Chappell’s followers are growing in number: Coachella, Lolapallooza… The musician is at all the major American festivals. At the Governor’s Ball in NYC, she reveals that she even refused an invitation to the White House to celebrate Pride Month, as relayed by NBC. Dressed on stage as the Statue of Liberty, she explains that she will only come when there is freedom and justice for all, namely for trans people, women… “And especially for all oppressed people in occupied territories.” In September, while she is on the cover of Rolling Stoneelle told the magazine that beyond the fact that she did not want to serve as a government endorsement for Pride, she would have liked to read poems by Palestinian women. But her agent advised her against it, for security reasons.

Concerned about the Biden administration’s stance against sex reassignment surgeries for minors, Chappell Roan has not yet publicly expressed which side she would vote for in the upcoming U.S. election. But she told Rolling Stoneafter Kamala Harris was nominated by the Democratic Party, that it was important to vote, that she would do “everything she can to protect the civil rights of people, especially those in the LGBTQ+ community,” and that she felt “lucky to live during an incredibly historic time, where a woman of color was running for president.”

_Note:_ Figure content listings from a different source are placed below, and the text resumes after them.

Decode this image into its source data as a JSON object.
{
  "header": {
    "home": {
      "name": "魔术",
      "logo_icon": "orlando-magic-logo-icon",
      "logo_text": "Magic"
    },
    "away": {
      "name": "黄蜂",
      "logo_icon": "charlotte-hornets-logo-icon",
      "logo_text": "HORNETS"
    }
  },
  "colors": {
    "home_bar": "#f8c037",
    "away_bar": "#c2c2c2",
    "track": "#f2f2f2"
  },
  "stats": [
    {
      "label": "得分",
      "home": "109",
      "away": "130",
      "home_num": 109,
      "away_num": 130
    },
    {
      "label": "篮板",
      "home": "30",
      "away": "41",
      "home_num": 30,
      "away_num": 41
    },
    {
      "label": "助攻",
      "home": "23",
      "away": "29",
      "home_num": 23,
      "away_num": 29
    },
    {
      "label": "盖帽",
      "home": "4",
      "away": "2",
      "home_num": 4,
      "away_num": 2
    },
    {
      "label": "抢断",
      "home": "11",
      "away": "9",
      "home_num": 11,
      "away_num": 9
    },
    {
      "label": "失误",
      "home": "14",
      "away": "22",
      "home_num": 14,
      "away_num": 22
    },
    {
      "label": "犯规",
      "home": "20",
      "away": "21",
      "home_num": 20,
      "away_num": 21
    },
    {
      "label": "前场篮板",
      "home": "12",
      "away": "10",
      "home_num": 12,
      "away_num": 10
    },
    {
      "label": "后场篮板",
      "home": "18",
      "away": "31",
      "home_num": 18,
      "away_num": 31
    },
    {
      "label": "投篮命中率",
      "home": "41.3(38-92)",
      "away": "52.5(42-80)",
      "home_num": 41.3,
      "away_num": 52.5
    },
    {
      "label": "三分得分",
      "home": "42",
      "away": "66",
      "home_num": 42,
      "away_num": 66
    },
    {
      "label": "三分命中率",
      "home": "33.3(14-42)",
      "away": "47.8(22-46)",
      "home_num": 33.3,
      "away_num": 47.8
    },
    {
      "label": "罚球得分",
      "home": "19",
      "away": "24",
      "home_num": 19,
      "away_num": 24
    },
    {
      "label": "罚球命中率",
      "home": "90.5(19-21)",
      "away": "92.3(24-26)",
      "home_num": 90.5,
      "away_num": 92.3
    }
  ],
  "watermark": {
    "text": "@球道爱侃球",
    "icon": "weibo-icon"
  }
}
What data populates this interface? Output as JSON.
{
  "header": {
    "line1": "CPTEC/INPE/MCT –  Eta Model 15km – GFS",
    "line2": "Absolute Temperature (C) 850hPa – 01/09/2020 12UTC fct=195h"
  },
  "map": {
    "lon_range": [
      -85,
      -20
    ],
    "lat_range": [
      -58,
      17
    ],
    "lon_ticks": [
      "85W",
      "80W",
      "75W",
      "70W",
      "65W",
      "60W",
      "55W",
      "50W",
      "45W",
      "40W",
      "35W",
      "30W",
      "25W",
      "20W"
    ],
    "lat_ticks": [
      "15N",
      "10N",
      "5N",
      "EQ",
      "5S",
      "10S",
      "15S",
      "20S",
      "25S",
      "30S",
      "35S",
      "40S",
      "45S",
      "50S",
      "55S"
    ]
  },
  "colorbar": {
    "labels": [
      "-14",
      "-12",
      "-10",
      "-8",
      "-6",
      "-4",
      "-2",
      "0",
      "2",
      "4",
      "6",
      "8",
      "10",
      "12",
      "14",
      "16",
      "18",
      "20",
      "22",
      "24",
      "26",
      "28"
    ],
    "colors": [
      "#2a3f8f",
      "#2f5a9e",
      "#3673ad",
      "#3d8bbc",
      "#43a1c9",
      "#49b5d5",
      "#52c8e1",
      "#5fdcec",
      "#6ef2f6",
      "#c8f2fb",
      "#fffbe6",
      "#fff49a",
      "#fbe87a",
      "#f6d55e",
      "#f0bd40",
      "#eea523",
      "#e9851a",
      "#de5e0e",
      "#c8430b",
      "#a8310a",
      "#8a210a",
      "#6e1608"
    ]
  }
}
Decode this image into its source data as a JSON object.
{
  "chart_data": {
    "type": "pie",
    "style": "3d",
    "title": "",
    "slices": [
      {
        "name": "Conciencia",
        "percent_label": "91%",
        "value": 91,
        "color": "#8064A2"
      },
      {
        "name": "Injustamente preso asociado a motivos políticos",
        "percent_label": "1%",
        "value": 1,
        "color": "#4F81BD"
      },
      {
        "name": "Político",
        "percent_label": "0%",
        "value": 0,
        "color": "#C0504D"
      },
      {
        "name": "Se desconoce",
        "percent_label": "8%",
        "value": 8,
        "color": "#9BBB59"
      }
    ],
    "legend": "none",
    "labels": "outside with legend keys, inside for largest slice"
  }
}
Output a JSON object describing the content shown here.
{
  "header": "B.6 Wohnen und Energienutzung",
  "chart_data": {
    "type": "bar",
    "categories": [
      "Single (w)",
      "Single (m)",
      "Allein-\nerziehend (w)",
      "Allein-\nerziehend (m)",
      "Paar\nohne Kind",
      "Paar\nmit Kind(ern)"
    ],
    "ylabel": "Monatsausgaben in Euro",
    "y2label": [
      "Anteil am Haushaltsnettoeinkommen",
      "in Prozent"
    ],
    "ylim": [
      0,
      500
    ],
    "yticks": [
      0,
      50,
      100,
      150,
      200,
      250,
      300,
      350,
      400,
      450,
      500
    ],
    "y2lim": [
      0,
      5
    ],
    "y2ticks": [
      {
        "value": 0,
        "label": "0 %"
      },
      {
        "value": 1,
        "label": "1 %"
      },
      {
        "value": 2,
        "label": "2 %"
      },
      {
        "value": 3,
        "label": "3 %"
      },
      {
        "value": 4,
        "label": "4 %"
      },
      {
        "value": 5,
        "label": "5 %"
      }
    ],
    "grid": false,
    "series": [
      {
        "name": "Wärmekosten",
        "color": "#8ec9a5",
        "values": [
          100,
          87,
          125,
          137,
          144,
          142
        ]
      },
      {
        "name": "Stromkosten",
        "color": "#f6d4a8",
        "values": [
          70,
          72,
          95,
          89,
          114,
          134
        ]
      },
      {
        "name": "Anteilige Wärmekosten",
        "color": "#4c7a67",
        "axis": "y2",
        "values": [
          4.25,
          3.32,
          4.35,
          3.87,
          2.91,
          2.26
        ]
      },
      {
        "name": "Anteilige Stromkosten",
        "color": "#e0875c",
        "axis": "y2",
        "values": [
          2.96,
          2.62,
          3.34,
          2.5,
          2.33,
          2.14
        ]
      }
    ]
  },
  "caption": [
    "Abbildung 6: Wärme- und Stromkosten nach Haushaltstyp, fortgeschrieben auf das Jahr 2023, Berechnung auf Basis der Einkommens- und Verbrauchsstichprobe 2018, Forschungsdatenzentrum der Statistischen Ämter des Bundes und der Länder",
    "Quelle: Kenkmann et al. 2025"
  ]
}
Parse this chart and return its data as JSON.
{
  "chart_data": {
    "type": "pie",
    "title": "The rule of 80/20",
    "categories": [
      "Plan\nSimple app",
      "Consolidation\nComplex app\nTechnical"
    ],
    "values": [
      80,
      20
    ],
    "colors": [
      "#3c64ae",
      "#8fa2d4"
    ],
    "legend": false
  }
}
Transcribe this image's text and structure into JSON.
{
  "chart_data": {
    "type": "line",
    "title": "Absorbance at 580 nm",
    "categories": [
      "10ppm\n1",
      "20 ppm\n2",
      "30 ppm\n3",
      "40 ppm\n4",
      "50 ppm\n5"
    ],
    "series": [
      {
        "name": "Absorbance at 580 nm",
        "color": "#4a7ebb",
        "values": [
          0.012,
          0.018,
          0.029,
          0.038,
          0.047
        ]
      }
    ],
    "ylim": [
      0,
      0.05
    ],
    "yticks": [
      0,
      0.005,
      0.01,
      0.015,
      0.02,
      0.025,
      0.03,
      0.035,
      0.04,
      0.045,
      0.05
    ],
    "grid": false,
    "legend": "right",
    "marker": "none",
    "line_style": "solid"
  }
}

In the meantime, Chappell Roan intends to be the spearhead of her own army of fans. A personality less smooth than Taylor Swift, more “fun” than Billie Eilish, but whose songs cover a wide and ultra-effective spectrum of pop, it was in chainmail and matching balaclava, taken from the Paco Rabanne spring summer 2024 collection, in the style of disco Joan of Arc, that she went on stage to receive the award for best new artist of the year. Reading a few pages from her diary as a speech: “I dedicate this title to all the drag artists who have inspired me. And I dedicate this to all the queer and trans people everywhere who are animating pop, to the gays who themselves dedicate my songs to someone they love… or hate. And thank you to the people who are fans, who listen to me, hear me when I share my joy and my fears. Thank you for listening to me.” But above all, please do not approach it too closely.